Sixty-five years since the Union Jack came down,
And the green, white, and blue rose over Freetown.
We danced in the streets, called ourselves free,
Children of Sengbe, sons of the sea.
Sixty-five years yet the table is bare,
Mothers still counting rice grain by grain.
The diamonds run deep, but the pockets run thin,
And the boy in Lumley asks where to begin.
We buried the war, but not all of its pain.
The scars are in schools with no chalk, no rain.
Light flickers in State House, but darkness in homes,
While our daughters queue at the taps with their poems.
Yet still still the drums have not died.
In market stalls, in the ache of our pride,
In fishermen pulling nets through the tide,
In the teacher who stays though the pay’s been denied.
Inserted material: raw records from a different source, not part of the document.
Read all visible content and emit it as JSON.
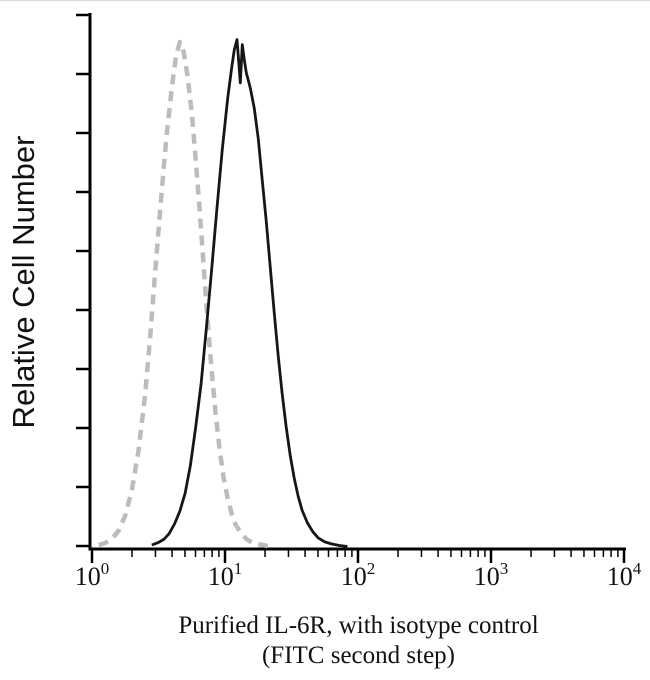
{
  "figure": {
    "caption_line1": "Purified IL-6R, with isotype control",
    "caption_line2": "(FITC second step)"
  },
  "colors": {
    "background": "#ffffff",
    "axis": "#000000",
    "text": "#111111",
    "solid_series": "#161616",
    "dashed_series": "#bcbcbc"
  },
  "chart_data": {
    "type": "line",
    "subtype": "flow-cytometry-histogram",
    "title": "",
    "xlabel": "Purified IL-6R, with isotype control (FITC second step)",
    "ylabel": "Relative Cell Number",
    "x_scale": "log10",
    "x_range_log": [
      0,
      4
    ],
    "x_tick_exponents": [
      0,
      1,
      2,
      3,
      4
    ],
    "y_axis": {
      "label": "Relative Cell Number",
      "ticks_count": 10,
      "tick_labels_shown": false
    },
    "grid": false,
    "legend": "none",
    "series": [
      {
        "name": "isotype control",
        "style": "dashed",
        "color": "#bcbcbc",
        "stroke_width": 4.5,
        "dash": [
          10,
          7
        ],
        "points_logx_y": [
          [
            0.05,
            0.004
          ],
          [
            0.1,
            0.008
          ],
          [
            0.15,
            0.016
          ],
          [
            0.2,
            0.032
          ],
          [
            0.25,
            0.062
          ],
          [
            0.3,
            0.112
          ],
          [
            0.35,
            0.19
          ],
          [
            0.4,
            0.3
          ],
          [
            0.44,
            0.42
          ],
          [
            0.48,
            0.555
          ],
          [
            0.52,
            0.685
          ],
          [
            0.56,
            0.805
          ],
          [
            0.6,
            0.9
          ],
          [
            0.63,
            0.96
          ],
          [
            0.66,
            0.99
          ],
          [
            0.69,
            0.97
          ],
          [
            0.72,
            0.92
          ],
          [
            0.75,
            0.85
          ],
          [
            0.78,
            0.76
          ],
          [
            0.81,
            0.66
          ],
          [
            0.84,
            0.55
          ],
          [
            0.87,
            0.44
          ],
          [
            0.9,
            0.345
          ],
          [
            0.93,
            0.26
          ],
          [
            0.96,
            0.19
          ],
          [
            0.99,
            0.135
          ],
          [
            1.02,
            0.095
          ],
          [
            1.05,
            0.065
          ],
          [
            1.08,
            0.044
          ],
          [
            1.12,
            0.027
          ],
          [
            1.16,
            0.016
          ],
          [
            1.2,
            0.009
          ],
          [
            1.26,
            0.005
          ],
          [
            1.32,
            0.002
          ]
        ]
      },
      {
        "name": "Purified IL-6R",
        "style": "solid",
        "color": "#161616",
        "stroke_width": 2.8,
        "points_logx_y": [
          [
            0.45,
            0.004
          ],
          [
            0.5,
            0.009
          ],
          [
            0.54,
            0.015
          ],
          [
            0.58,
            0.026
          ],
          [
            0.62,
            0.045
          ],
          [
            0.66,
            0.07
          ],
          [
            0.7,
            0.105
          ],
          [
            0.74,
            0.16
          ],
          [
            0.78,
            0.235
          ],
          [
            0.82,
            0.32
          ],
          [
            0.86,
            0.43
          ],
          [
            0.9,
            0.545
          ],
          [
            0.94,
            0.665
          ],
          [
            0.98,
            0.78
          ],
          [
            1.02,
            0.88
          ],
          [
            1.05,
            0.94
          ],
          [
            1.07,
            0.975
          ],
          [
            1.09,
            0.995
          ],
          [
            1.105,
            0.945
          ],
          [
            1.115,
            0.91
          ],
          [
            1.13,
            0.985
          ],
          [
            1.145,
            0.955
          ],
          [
            1.16,
            0.93
          ],
          [
            1.19,
            0.9
          ],
          [
            1.22,
            0.86
          ],
          [
            1.25,
            0.8
          ],
          [
            1.28,
            0.72
          ],
          [
            1.31,
            0.64
          ],
          [
            1.34,
            0.55
          ],
          [
            1.37,
            0.46
          ],
          [
            1.4,
            0.375
          ],
          [
            1.43,
            0.3
          ],
          [
            1.46,
            0.235
          ],
          [
            1.49,
            0.18
          ],
          [
            1.52,
            0.135
          ],
          [
            1.55,
            0.1
          ],
          [
            1.58,
            0.072
          ],
          [
            1.62,
            0.047
          ],
          [
            1.66,
            0.03
          ],
          [
            1.7,
            0.018
          ],
          [
            1.75,
            0.01
          ],
          [
            1.8,
            0.006
          ],
          [
            1.86,
            0.003
          ],
          [
            1.92,
            0.001
          ]
        ]
      }
    ]
  }
}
Sierra Leone, you are not your wounds.
You are the chorus the Atlantic still croons.
You are palm wine at dusk, you are cassava and song,
You are the stubborn belief that we still belong.
Sixty-five years is a child, not an end.
Nations, like people, must break before they mend.
So we hold your name like a coal in our chest —
Burning, hurting, but refusing to rest.
For the Leone still roars, though the voice is low.
And the seed of our fathers is still forced to grow
Through cracked concrete, through flood, through flame —
Sixty-five years, and we still speak your name.
Happy 65th, Salone.
The struggle is long, but so is the dawn.